Una vez en Imlil, vieron más cabañas derribadas, camiones volcados, grietas en el suelo y personas que lloraban a sus muertos. La escena empeoraba a medida que se adentraban en el pueblo donde Blake había dicho que la esperaría. Estaba trabajando en una de las tiendas de la Cruz Roja. Al acercarse a las tiendas de rescate, Maxine percibió el hedor repulsivo y fuerte de la muerte que ya conocía y que nunca olvidaría. Sacó una de las máscaras de la bolsa y se la puso. Era tan dramático como había temido, y no podía por menos que admirar a Blake por estar allí. Sabía que la experiencia tenía que ser impactante para él.

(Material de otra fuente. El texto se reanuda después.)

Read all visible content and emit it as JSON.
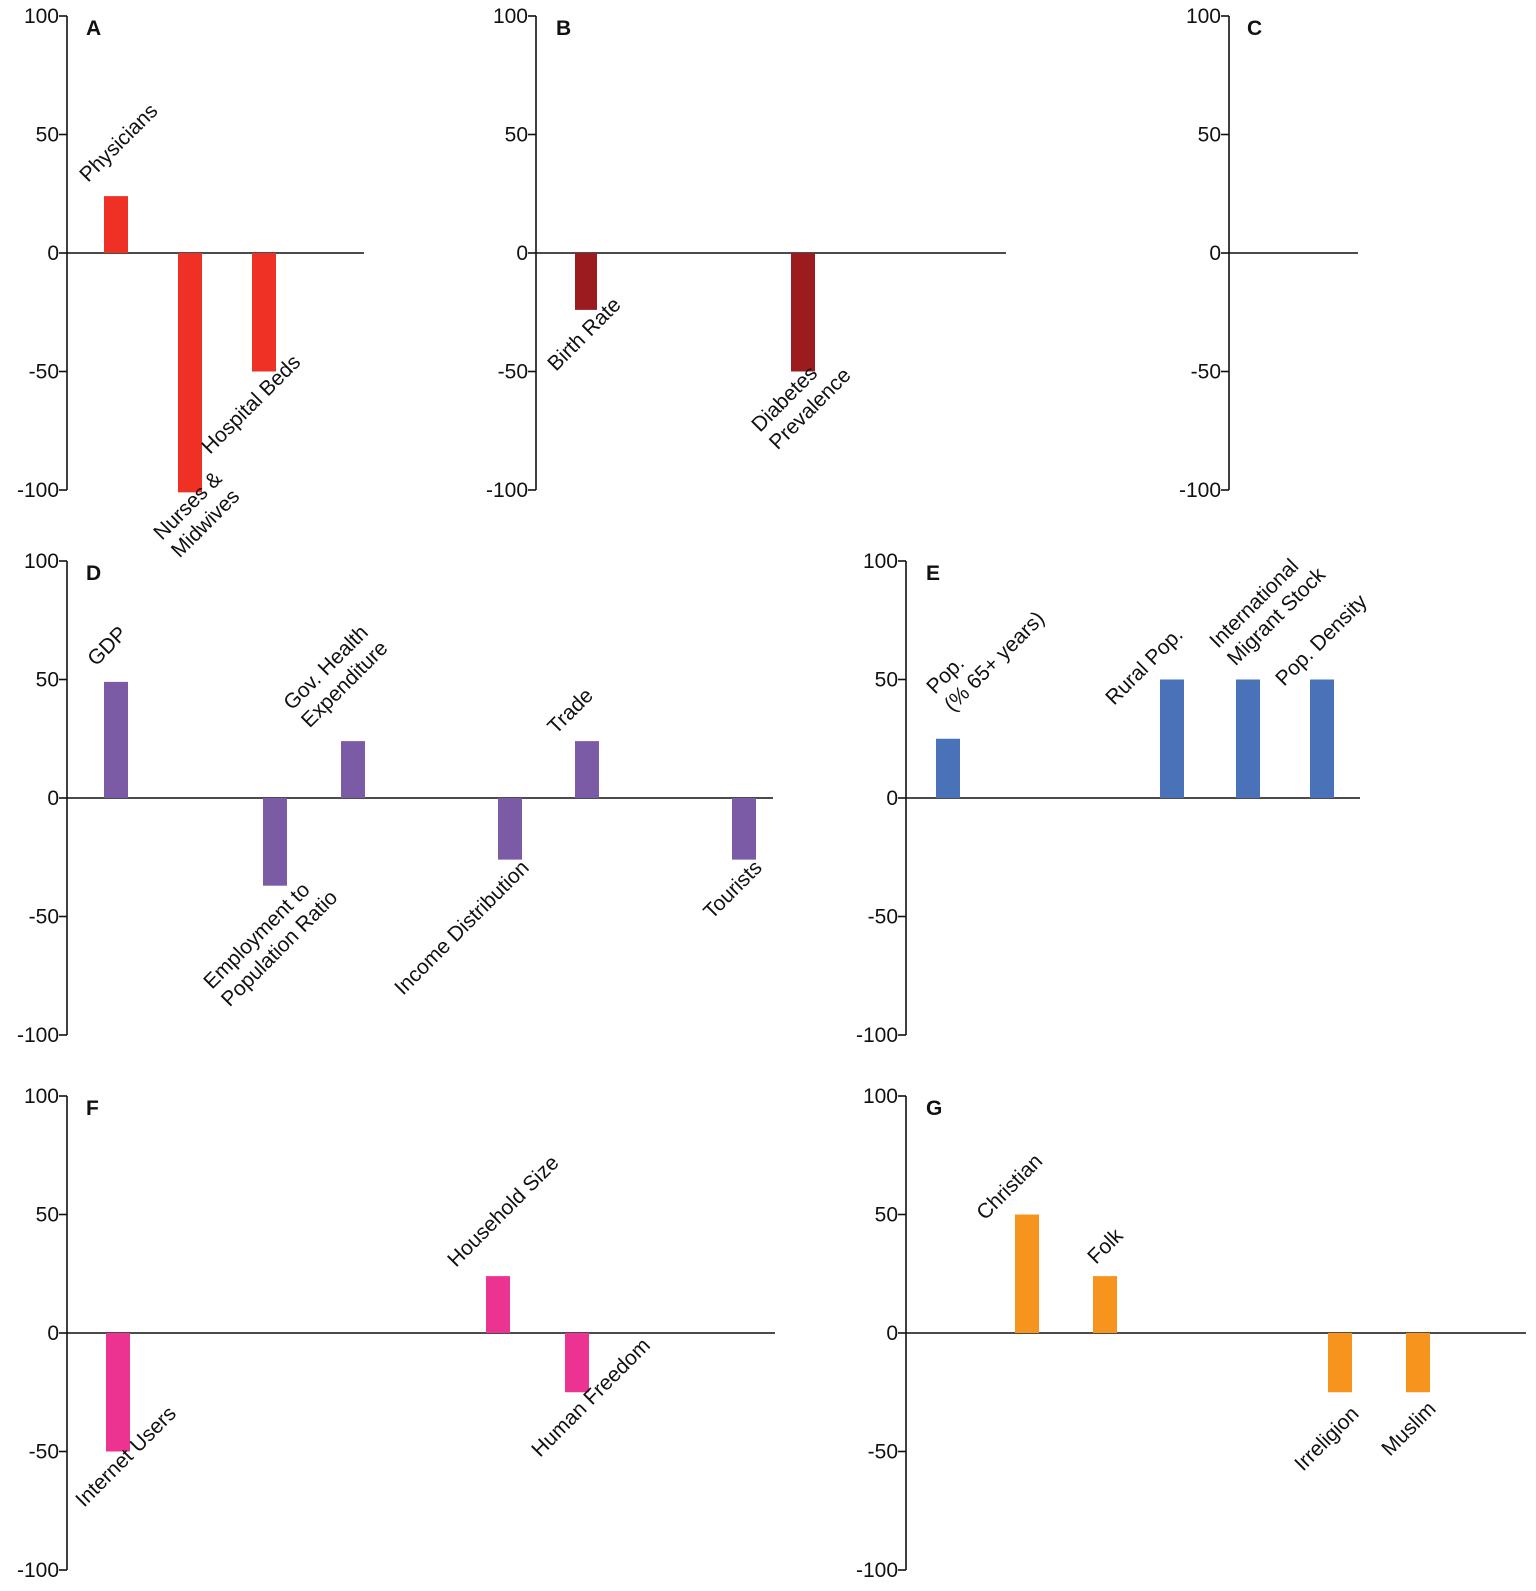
{
  "chart_data": [
    {
      "type": "bar",
      "panel": "A",
      "ylim": [
        -100,
        100
      ],
      "yticks": [
        "100",
        "50",
        "0",
        "-50",
        "-100"
      ],
      "color": "#ee3124",
      "bars": [
        {
          "label": [
            "Physicians"
          ],
          "value": 24
        },
        {
          "label": [
            "Nurses &",
            "Midwives"
          ],
          "value": -101
        },
        {
          "label": [
            "Hospital Beds"
          ],
          "value": -50
        }
      ]
    },
    {
      "type": "bar",
      "panel": "B",
      "ylim": [
        -100,
        100
      ],
      "yticks": [
        "100",
        "50",
        "0",
        "-50",
        "-100"
      ],
      "color": "#9b1b1e",
      "bars": [
        {
          "label": [
            "Birth Rate"
          ],
          "value": -24
        },
        {
          "label": [
            "Diabetes",
            "Prevalence"
          ],
          "value": -50
        }
      ]
    },
    {
      "type": "bar",
      "panel": "C",
      "ylim": [
        -100,
        100
      ],
      "yticks": [
        "100",
        "50",
        "0",
        "-50",
        "-100"
      ],
      "color": "#000000",
      "bars": []
    },
    {
      "type": "bar",
      "panel": "D",
      "ylim": [
        -100,
        100
      ],
      "yticks": [
        "100",
        "50",
        "0",
        "-50",
        "-100"
      ],
      "color": "#7b5aa6",
      "bars": [
        {
          "label": [
            "GDP"
          ],
          "value": 49
        },
        {
          "label": [
            "Employment to",
            "Population Ratio"
          ],
          "value": -37
        },
        {
          "label": [
            "Gov. Health",
            "Expenditure"
          ],
          "value": 24
        },
        {
          "label": [
            "Income Distribution"
          ],
          "value": -26
        },
        {
          "label": [
            "Trade"
          ],
          "value": 24
        },
        {
          "label": [
            "Tourists"
          ],
          "value": -26
        }
      ]
    },
    {
      "type": "bar",
      "panel": "E",
      "ylim": [
        -100,
        100
      ],
      "yticks": [
        "100",
        "50",
        "0",
        "-50",
        "-100"
      ],
      "color": "#4a72b8",
      "bars": [
        {
          "label": [
            "Pop.",
            "(% 65+ years)"
          ],
          "value": 25
        },
        {
          "label": [
            "Rural Pop."
          ],
          "value": 50
        },
        {
          "label": [
            "International",
            "Migrant Stock"
          ],
          "value": 50
        },
        {
          "label": [
            "Pop. Density"
          ],
          "value": 50
        }
      ]
    },
    {
      "type": "bar",
      "panel": "F",
      "ylim": [
        -100,
        100
      ],
      "yticks": [
        "100",
        "50",
        "0",
        "-50",
        "-100"
      ],
      "color": "#ec3391",
      "bars": [
        {
          "label": [
            "Internet Users"
          ],
          "value": -50
        },
        {
          "label": [
            "Household Size"
          ],
          "value": 24
        },
        {
          "label": [
            "Human Freedom"
          ],
          "value": -25
        }
      ]
    },
    {
      "type": "bar",
      "panel": "G",
      "ylim": [
        -100,
        100
      ],
      "yticks": [
        "100",
        "50",
        "0",
        "-50",
        "-100"
      ],
      "color": "#f7941d",
      "bars": [
        {
          "label": [
            "Christian"
          ],
          "value": 50
        },
        {
          "label": [
            "Folk"
          ],
          "value": 24
        },
        {
          "label": [
            "Irreligion"
          ],
          "value": -25
        },
        {
          "label": [
            "Muslim"
          ],
          "value": -25
        }
      ]
    }
  ]
}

El jeep la dejó en el centro de Imlil, donde las casas estaban derrumbadas, había escombros y cristales rotos por todas partes, cadáveres en el suelo, algunos tapados con lonas y otros no, y personas que deambulaban todavía conmocionadas. Había niños que lloraban, cargados con niños más pequeños o bebés, y vio dos camiones de la Cruz Roja con voluntarios que servían comida y té. También vio una tienda médica con una enorme Cruz Roja y otras más pequeñas formando un campamento. El chófer le señaló una de ellas y la acompañó a pie por el terreno lleno de obstáculos. Los niños la miraron con sus caras sucias y los cabellos enmarañados. La mayoría de ellos iban descalzos; algunos ni siquiera llevaban ropa, porque habían huido en plena noche. No hacía frío, por suerte, así que Maxine se quitó el jersey y se lo anudó a la cintura. El olor a muerte, orina y heces lo impregnaba todo. Maxine entró en la tienda, buscando a Blake. Allí solo conocía a una persona y la encontró a los pocos minutos, hablando con una niña en francés. Blake había aprendido el francés en clubes de Saint Tropez y ligando con mujeres, pero lograba hacerse entender. Maxine sonrió en cuanto le vio y se acercó a él. Cuando él levantó la cabeza, Max descubrió lágrimas en sus ojos. Terminó lo que estaba diciendo a la niña, le señaló un grupo de personas a cargo de un voluntario de la Cruz Roja, y abrazó a Maxine. Ella casi no pudo oír lo que le decía a causa del ruido de los bulldozer. Blake los había hecho traer de Alemania para que los equipos de rescate pudieran seguir buscando supervivientes.